Milli, vatani, hamasi, ailevi ve de terbiyevi "Çanakkale 1915" filmi televizyonda yeniden gösterildi. Reytingini falan bilmem.
Bendeniz ilk dakikalarında filmi terketmiştim. Ama sonunu biliyorum, Osmanlı kazanıyor.
"Muharebeyi" kazanıp "harbi" kaybetmek üzere. (İkisine de "savaş" dersen kafan karışır.)
Bu filmde ve filme kaynak olan kitabında rahmetli Turgut Özakman yalan söylemektedir. Tıpkı, "Kurtuluş" dizisinde söylediği gibi.
Tekalif-i Milliye Kanunu'na göre Anadolu'da TBMM'nin egemenliği altında olan illerden her "hane" şu kadar çarık, bu kadar patiska, iki kat çamaşır, ayrıca "bisiklet lastiği solüsyonu" vesaire vesaire vermek zorundadır ya... Vermezse ucunda İstiklal Mahkemesi var, iki tür de kararı var, ya beraat ya idam, temyizi yok...
Özakman bu olayı, bu malzemeyi sanki halk kendiliğinden getirmiş gibi pazarlar.
Ankaralı bir memur emeklisi olan Özakman doksan yıldır tekrarlana tekrarlana gerçek kabul edilmiş bir "resmi tarih yalanını" yeniden ısıtıp sürmektedir.
İşte Çanakkale de böyledir. Filmin başında, Çanakkale siperlerinde görevli bir subay, karşısında İngiliz ve Fransız gemilerini görünce "fakat... fakat bu savaş demektir..." diye mırıldanıyor.
Osmanlı İmparatorluğu savaşa gireli beş ay olmuş, Osmanlı subayının bundan haberi yok!
Çünkü amaç, hem de tam yüz yıldır, "dünya savaşına bizim kendi isteğimizle girdiğimizi, ilk kurşunu da bizim attığımızı" gözlerden kaçırmak.
Ankaralı İttihatçı memurlar bu gerçeği kabul ederlerse, sonra "sevgili Enver'lerine" ayıp olur!
Hain düşmanlar, pis emperyalistler durduk yerde, birdenbire üstümüze saldırmışlar... Zihinlere kazınmak istenen budur.
Bakınız filmin tanıtım özetinde ne deniyor (hani bu tür özetler lafı fazla uzatmadan "olaylar hızla gelişir" diye biterler):
"İngilizler ve Fransızlar 18 Mart 1915 günü müthiş bir askeri kuvvetle boğaza giriş yaparlar, fakat vatan toprağı olan Çanakkale Boğazı'nı geçmek sandıkları kadar kolay olmayacaktır..."
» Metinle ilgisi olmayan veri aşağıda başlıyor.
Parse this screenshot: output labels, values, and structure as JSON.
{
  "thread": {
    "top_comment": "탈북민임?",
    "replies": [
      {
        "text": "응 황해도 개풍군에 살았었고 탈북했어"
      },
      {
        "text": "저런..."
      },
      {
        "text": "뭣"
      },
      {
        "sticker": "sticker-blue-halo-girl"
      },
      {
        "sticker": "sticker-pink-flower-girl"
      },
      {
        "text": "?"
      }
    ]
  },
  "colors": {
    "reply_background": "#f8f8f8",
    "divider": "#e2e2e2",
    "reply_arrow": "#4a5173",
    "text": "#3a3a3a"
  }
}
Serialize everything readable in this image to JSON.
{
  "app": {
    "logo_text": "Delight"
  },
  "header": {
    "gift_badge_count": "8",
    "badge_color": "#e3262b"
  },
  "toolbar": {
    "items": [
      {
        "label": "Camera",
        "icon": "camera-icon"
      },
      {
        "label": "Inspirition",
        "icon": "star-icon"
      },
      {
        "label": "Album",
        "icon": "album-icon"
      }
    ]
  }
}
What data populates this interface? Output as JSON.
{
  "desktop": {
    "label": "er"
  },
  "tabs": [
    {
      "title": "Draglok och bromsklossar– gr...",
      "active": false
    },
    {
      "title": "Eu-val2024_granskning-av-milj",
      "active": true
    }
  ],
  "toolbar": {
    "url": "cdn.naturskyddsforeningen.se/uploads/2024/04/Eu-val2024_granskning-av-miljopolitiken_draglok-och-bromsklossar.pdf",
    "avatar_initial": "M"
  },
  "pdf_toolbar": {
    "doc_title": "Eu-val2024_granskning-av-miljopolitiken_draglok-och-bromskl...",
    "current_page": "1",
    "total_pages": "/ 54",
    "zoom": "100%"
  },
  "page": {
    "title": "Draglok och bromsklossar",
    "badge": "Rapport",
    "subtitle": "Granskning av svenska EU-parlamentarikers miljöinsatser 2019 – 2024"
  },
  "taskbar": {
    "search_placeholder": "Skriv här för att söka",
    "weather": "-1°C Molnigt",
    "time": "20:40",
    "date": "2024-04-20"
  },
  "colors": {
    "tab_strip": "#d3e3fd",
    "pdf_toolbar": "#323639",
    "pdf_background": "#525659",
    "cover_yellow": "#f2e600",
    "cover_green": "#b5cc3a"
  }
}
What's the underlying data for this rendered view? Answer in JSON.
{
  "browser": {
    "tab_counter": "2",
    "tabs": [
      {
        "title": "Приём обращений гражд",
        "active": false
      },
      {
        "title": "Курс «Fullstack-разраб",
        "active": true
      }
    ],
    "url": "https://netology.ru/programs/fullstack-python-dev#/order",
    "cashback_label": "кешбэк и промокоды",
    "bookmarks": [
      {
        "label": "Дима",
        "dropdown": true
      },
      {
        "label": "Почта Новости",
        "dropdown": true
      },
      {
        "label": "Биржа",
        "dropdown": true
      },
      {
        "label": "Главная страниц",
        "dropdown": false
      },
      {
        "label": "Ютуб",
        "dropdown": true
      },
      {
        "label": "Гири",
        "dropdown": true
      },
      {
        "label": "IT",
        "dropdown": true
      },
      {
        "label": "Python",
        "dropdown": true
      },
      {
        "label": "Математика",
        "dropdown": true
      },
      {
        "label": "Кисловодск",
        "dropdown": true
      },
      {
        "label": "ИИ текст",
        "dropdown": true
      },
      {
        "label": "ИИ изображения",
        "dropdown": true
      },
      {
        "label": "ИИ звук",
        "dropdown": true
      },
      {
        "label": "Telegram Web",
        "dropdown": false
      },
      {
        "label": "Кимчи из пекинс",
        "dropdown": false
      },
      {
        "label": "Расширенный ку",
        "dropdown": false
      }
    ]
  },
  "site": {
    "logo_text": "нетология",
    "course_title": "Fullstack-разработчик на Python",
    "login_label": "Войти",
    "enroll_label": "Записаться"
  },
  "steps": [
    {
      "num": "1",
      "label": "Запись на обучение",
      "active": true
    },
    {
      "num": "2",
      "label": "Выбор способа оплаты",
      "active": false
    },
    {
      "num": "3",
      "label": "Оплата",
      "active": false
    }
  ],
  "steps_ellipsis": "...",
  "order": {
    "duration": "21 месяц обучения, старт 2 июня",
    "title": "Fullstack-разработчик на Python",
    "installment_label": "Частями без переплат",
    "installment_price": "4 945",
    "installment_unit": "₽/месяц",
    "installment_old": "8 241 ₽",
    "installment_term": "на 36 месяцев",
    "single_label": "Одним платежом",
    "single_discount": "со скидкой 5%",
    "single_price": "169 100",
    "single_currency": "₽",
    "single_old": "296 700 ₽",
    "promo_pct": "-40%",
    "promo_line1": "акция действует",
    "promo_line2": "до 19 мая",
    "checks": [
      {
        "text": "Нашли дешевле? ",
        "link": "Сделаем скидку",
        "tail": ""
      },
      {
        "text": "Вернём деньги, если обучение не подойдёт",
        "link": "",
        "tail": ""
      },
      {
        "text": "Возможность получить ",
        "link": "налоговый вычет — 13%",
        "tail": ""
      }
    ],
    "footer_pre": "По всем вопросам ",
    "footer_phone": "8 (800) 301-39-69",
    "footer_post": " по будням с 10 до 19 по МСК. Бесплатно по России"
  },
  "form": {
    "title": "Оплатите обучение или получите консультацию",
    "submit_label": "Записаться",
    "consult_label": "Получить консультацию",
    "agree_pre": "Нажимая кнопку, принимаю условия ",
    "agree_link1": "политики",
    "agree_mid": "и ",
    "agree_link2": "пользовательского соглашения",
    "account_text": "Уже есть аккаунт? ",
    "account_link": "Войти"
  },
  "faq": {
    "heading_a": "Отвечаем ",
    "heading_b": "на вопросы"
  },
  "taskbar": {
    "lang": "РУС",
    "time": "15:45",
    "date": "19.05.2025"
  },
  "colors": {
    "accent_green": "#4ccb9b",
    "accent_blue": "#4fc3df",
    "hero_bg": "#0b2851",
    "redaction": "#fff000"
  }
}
Vatan toprağı olduğu için geçememişler.
Demek ki Mezopotamya cephesinde, orası vatan toprağı olmadığı için hürp diye ilerleyip Bağdat'ı almışlar.
Demek ki biz de orası vatan toprağı olmadığı için Süveyş Kanalı'na iki kere saldırıp havamızı almışız.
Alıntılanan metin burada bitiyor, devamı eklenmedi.